L’apport primordial des sciences

CHANDLER | Depuis le début du lent redressement du stock de homard, les démarches du Regroupement des pêcheurs professionnels du sud de la Gaspésie se sont appuyées sur la science. En 2010, l’organisme a embauché un biologiste, Jean Côté, qui supervise notamment les ensemencements et les relevés post-saison de biomasse le long du littoral. GRAFFICI lui pose trois questions en rafale. Les lecteurs en apprendront davantage sur la biologie du homard et M. Côté dans un numéro subséquent. Le journal tracera bientôt son portrait, en marge de notre série sur les scientifiques.

On entend souvent dire que le homard remonte des côtes du Maine pour venir jusqu’ici depuis que l’eau se réchauffe.
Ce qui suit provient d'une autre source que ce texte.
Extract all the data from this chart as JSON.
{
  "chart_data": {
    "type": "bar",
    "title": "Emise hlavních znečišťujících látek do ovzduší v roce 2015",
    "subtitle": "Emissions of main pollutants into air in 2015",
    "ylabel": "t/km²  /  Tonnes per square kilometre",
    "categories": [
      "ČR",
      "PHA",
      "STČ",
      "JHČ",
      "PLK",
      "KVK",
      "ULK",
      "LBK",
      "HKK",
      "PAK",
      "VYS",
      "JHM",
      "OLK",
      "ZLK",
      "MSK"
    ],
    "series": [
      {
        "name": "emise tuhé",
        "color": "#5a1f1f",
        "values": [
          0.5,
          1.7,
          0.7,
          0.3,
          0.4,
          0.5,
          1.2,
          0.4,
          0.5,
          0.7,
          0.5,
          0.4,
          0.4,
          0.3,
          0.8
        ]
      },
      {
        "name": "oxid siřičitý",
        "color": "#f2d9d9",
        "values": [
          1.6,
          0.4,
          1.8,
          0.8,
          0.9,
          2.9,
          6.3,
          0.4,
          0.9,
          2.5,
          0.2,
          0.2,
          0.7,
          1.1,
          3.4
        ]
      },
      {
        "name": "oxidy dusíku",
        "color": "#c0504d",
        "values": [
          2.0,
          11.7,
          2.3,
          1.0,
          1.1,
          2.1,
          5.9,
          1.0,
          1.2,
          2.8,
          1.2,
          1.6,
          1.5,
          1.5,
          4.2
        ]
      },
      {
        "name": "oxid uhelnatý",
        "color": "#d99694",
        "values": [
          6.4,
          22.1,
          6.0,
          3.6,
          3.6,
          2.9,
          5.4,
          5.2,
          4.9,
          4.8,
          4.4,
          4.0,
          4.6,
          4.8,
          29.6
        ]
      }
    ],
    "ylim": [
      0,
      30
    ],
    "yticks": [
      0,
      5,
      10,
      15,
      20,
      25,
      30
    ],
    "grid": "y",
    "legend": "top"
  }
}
Vrai ou faux?
C’est un mythe, les homards adultes se déplacent, mais pas beaucoup. Ce sont surtout les larves qui se déplacent avec les courants. La hausse de la température de l’eau favorise l’habitat du homard et ce facteur explique aussi le bon état de la ressource.

En 2018, Pêches et Océans Canada a fermé la pêche du homard prématurément entre Port- Daniel et Percé parce qu’une baleine noire a été vue à 18 kilomètres des côtes; qu’en avez-vous pensé?
C’était totalement inutile. C’étaient les premières règles de protection de la baleine noire. Les quadrilatères de protection venaient jusqu’au bord. On fait un suivi des baleines et on n’a jamais vu une baleine noire dans les eaux où pêchent les homardiers, à 20 brasses (36 mètres) ou moins.

Le journal de bord électronique JOBEL, conçu par le Regroupement et fournissant des données sur les lieux de pêche, est utile en biologie?
Absolument, je l’utilise. Par exemple, des pêcheurs dans ma flottille ont deux casiers expérimentaux et ils remplissent une section spéciale de leur journal, en fournissant la taille et le sexe des homards. C’est rentré électroniquement. Je travaille avec ces données.